Gördük ki, millet olarak kaygılarımızın ne olduğunu net bir biçimde ortaya koyarsak, önümüzde tankla, topla, helikopterle, tüfekle zırhlanmış aşağılık bir örgütün darbe hayalleri dahi boşa çıkabiliyor.
Bunu “Çalışsaydım kazanırdım” dediğiniz bir üniversite sınavı gibi görmeyin, bu isteyince başarabilen azimli bir ressam, bu işi sıkı tutunca şampiyon olan bir sporcu, bu doğru mesleği tercih edince zengin olan bir fukara da değil.
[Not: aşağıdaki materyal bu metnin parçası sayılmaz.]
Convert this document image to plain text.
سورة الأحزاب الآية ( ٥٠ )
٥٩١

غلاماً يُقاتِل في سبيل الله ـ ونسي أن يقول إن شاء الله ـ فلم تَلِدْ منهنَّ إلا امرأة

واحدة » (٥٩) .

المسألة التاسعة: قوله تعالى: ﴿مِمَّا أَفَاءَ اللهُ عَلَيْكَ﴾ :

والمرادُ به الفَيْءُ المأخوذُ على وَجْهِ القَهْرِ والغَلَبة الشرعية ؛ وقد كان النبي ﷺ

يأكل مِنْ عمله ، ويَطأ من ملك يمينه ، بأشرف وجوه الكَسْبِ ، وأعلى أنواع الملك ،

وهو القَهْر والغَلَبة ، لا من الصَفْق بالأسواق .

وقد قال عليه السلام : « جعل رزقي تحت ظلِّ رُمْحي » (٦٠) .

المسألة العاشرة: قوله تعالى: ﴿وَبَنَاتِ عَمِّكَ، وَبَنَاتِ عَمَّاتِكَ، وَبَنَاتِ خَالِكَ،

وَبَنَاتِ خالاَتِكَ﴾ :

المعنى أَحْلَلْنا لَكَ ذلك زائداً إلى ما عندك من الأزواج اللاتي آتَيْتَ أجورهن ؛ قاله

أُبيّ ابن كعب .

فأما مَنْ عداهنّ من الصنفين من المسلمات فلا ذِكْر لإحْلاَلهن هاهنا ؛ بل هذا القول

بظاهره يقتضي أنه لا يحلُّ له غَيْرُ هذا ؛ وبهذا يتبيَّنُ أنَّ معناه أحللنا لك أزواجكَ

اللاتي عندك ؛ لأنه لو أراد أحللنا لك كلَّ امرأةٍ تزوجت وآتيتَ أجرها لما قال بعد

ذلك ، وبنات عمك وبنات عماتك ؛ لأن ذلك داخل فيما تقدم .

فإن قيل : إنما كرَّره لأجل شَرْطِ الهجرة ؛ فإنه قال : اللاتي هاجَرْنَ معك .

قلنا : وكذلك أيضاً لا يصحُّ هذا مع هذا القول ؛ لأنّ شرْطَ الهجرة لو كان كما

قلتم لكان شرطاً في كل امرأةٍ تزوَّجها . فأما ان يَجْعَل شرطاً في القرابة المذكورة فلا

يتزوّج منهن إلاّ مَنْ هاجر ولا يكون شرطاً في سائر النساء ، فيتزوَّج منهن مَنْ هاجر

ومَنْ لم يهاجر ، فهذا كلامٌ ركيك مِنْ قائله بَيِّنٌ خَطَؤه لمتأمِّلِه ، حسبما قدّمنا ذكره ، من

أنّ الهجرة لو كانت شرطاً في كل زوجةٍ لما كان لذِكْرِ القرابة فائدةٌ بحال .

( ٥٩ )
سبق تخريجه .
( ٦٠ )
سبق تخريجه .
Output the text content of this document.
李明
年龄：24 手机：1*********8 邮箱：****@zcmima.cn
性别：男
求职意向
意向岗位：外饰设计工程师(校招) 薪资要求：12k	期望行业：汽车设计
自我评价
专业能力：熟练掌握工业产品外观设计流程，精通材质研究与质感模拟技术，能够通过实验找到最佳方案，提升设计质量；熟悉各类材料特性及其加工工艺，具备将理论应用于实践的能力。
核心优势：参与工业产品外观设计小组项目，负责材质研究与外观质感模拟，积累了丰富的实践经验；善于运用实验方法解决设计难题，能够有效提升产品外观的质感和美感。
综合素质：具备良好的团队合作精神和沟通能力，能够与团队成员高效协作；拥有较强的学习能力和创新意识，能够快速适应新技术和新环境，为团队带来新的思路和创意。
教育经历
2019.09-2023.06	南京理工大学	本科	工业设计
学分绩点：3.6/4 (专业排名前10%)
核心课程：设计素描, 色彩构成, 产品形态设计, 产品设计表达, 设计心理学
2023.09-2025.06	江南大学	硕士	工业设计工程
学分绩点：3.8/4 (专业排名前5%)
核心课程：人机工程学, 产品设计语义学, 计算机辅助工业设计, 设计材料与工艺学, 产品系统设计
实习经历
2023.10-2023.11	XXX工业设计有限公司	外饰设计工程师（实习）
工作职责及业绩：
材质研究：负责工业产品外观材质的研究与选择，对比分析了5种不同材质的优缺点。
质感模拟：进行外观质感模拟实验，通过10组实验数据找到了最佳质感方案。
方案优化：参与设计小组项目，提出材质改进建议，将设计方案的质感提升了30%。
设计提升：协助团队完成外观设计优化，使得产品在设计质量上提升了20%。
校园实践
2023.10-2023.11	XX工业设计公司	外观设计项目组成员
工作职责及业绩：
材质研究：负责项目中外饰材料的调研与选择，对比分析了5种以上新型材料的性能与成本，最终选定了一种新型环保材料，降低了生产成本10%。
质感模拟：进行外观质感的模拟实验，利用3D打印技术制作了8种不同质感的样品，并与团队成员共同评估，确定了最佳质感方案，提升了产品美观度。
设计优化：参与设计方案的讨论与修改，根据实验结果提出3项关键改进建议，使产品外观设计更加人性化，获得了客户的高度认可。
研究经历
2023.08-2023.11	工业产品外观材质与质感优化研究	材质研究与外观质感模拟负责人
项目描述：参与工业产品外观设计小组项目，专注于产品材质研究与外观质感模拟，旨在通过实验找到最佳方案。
Bunu masaya yumruğunu vurduğunda patronun kim olduğunu yüzyıllardır tüm dünya ırklarına defalarca kez kanıtlamış bir milletin destansı ayak sesleri gibi görün. Bunu yaşayış tarzına müdahaleye, inançlarına saygısızlığa, demokrasisine karşı yapılan bir saldırıya karşı gerekli dersi veren Laik Türk insanının, inişli çıkışlı grafiği stabil hale getirme mücadelesi olarak izleyin.
Ve bugün geldiğimiz noktada;
Demokrasi sınavından başarıyla çıkan Türk'ün meydanlardaki mücadelesinin aynısını bebek katili PKK için de vermesini bekliyoruz.
Bugün devlet babadan, gelişiminin önündeki en büyük engel olan PKK'yı bir an evvel ülke gündeminden çıkarmasını bekliyoruz.
Ve iktidardan, her bir dakika IŞİD tehditleri nedeniyle diken üstünde yaşayan insanımız için ciddi bir reçete istiyoruz.
Fethullah Gülen pisliğinden kurtulan Türkiye'nin önündeki tek engel, bulunduğumuz topraklardaki farklı çatışma ortamlarıdır. Ekonomiyi de, sanayiyi de, üretimi de, turizmi de komaya sokan silahtır. Silah bir an evvel Türkiye'den çıkarılmalı, Türkiye bir Ortadoğu ülkesi olmadığını, ekonominin her bir kalemi için güvenli bir liman olduğunu kanıtlamalıdır.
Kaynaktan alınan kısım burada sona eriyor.